Merespons situasi tersebut, PKS menggelar Forum IQRO edisi kedua bertajuk "Perang di Timur Tengah: Dampak dan Solusi Hadapi Krisis Energi" di Kantor DPTP PKS, Jakarta, Kamis (30/04/2026).
Forum ini bukan sekadar diskusi meja bundar.
PKS berupaya membedah mitigasi krisis dengan menghadirkan para pakar, mulai dari mantan Menteri ESDM Sudirman Said, Direktur Konservasi Energi Kementerian ESDM Hendra Iswahyudi, hingga Ketua DPP PKS Bidang Energi, Agus Ismail.

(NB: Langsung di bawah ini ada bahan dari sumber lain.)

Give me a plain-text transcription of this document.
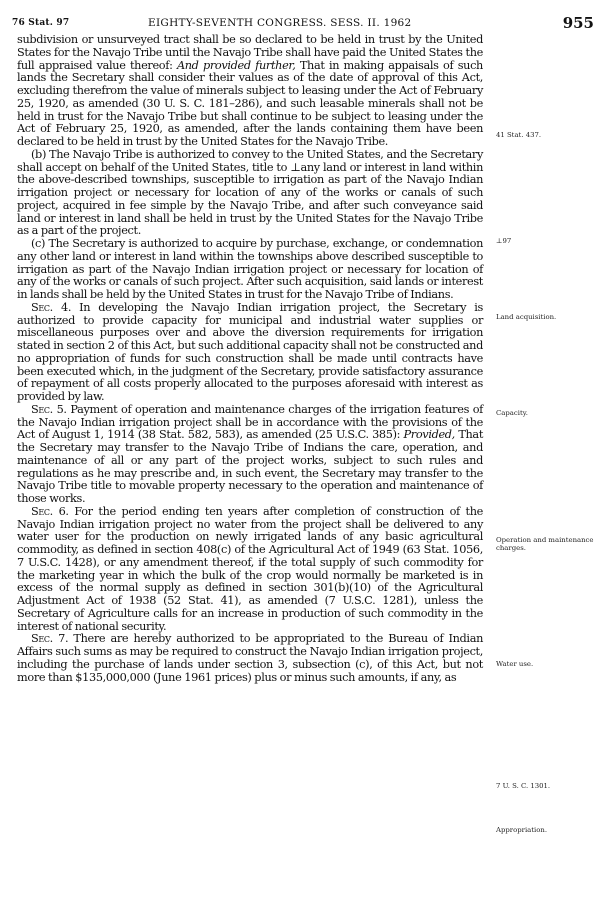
76 Stat. 97	EIGHTY-SEVENTH CONGRESS. SESS. II. 1962	955

subdivision or unsurveyed tract shall be so declared to be held in trust by the United States for the Navajo Tribe until the Navajo Tribe shall have paid the United States the full appraised value thereof: And provided further, That in making appaisals of such lands the Secretary shall consider their values as of the date of approval of this Act, excluding therefrom the value of minerals subject to leasing under the Act of February 25, 1920, as amended (30 U. S. C. 181–286), and such leasable minerals shall not be held in trust for the Navajo Tribe but shall continue to be subject to leasing under the Act of February 25, 1920, as amended, after the lands containing them have been declared to be held in trust by the United States for the Navajo Tribe.

(b) The Navajo Tribe is authorized to convey to the United States, and the Secretary shall accept on behalf of the United States, title to ⊥any land or interest in land within the above-described townships, susceptible to irrigation as part of the Navajo Indian irrigation project or necessary for location of any of the works or canals of such project, acquired in fee simple by the Navajo Tribe, and after such conveyance said land or interest in land shall be held in trust by the United States for the Navajo Tribe as a part of the project.

(c) The Secretary is authorized to acquire by purchase, exchange, or condemnation any other land or interest in land within the townships above described susceptible to irrigation as part of the Navajo Indian irrigation project or necessary for location of any of the works or canals of such project. After such acquisition, said lands or interest in lands shall be held by the United States in trust for the Navajo Tribe of Indians.

Sec. 4. In developing the Navajo Indian irrigation project, the Secretary is authorized to provide capacity for municipal and industrial water supplies or miscellaneous purposes over and above the diversion requirements for irrigation stated in section 2 of this Act, but such additional capacity shall not be constructed and no appropriation of funds for such construction shall be made until contracts have been executed which, in the judgment of the Secretary, provide satisfactory assurance of repayment of all costs properly allocated to the purposes aforesaid with interest as provided by law.

Sec. 5. Payment of operation and maintenance charges of the irrigation features of the Navajo Indian irrigation project shall be in accordance with the provisions of the Act of August 1, 1914 (38 Stat. 582, 583), as amended (25 U.S.C. 385): Provided, That the Secretary may transfer to the Navajo Tribe of Indians the care, operation, and maintenance of all or any part of the project works, subject to such rules and regulations as he may prescribe and, in such event, the Secretary may transfer to the Navajo Tribe title to movable property necessary to the operation and maintenance of those works.

Sec. 6. For the period ending ten years after completion of construction of the Navajo Indian irrigation project no water from the project shall be delivered to any water user for the production on newly irrigated lands of any basic agricultural commodity, as defined in section 408(c) of the Agricultural Act of 1949 (63 Stat. 1056, 7 U.S.C. 1428), or any amendment thereof, if the total supply of such commodity for the marketing year in which the bulk of the crop would normally be marketed is in excess of the normal supply as defined in section 301(b)(10) of the Agricultural Adjustment Act of 1938 (52 Stat. 41), as amended (7 U.S.C. 1281), unless the Secretary of Agriculture calls for an increase in production of such commodity in the interest of national security.

Sec. 7. There are hereby authorized to be appropriated to the Bureau of Indian Affairs such sums as may be required to construct the Navajo Indian irrigation project, including the purchase of lands under section 3, subsection (c), of this Act, but not more than $135,000,000 (June 1961 prices) plus or minus such amounts, if any, as

41 Stat. 437.
⊥97
Land acquisition.
Capacity.
Operation and maintenance charges.
Water use.
7 U. S. C. 1301.
Appropriation.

Sekretaris Jenderal PKS, Muhammad Kholid, menegaskan bahwa diskusi ini merupakan kado krusial dalam rangkaian Milad ke-24 PKS.
Menurutnya, diskusi ini bukan sekadar perayaan, melainkan gerakan bersama untuk memperkuat ketahanan ekonomi, energi, dan pangan.
“Ini bukan hanya perayaan milad, tetapi gerakan rakyat semesta untuk membangun ketahanan ekonomi, energi, dan pangan,” ujar Kholid.
Baca juga: Rayakan Milad ke-24, PKS Ajak Kader Wujudkan Ketahanan Pangan dari Pekarangan Rumah
Komitmen Menjadi "Part of Solution"
Kholid menjelaskan bahwa posisi PKS dalam menanggapi isu energi sangat jelas: menjadi bagian dari solusi.
Di tengah ancaman kenaikan harga energi akibat konflik global, PKS ingin memastikan bahwa ada jalan keluar konkret yang bisa ditawarkan kepada pemerintah dan masyarakat.
"PKS berkomitmen menjadi part of solution. Kami ingin memberikan usulan dan jalan keluar yang nyata di situasi sulit ini," tambahnya.
Melalui forum ini, PKS berharap narasi yang terbangun bukan sekadar kekhawatiran akan krisis, melainkan semangat kolaborasi untuk menjaga Indonesia tetap berdaya di tengah guncangan peradaban global.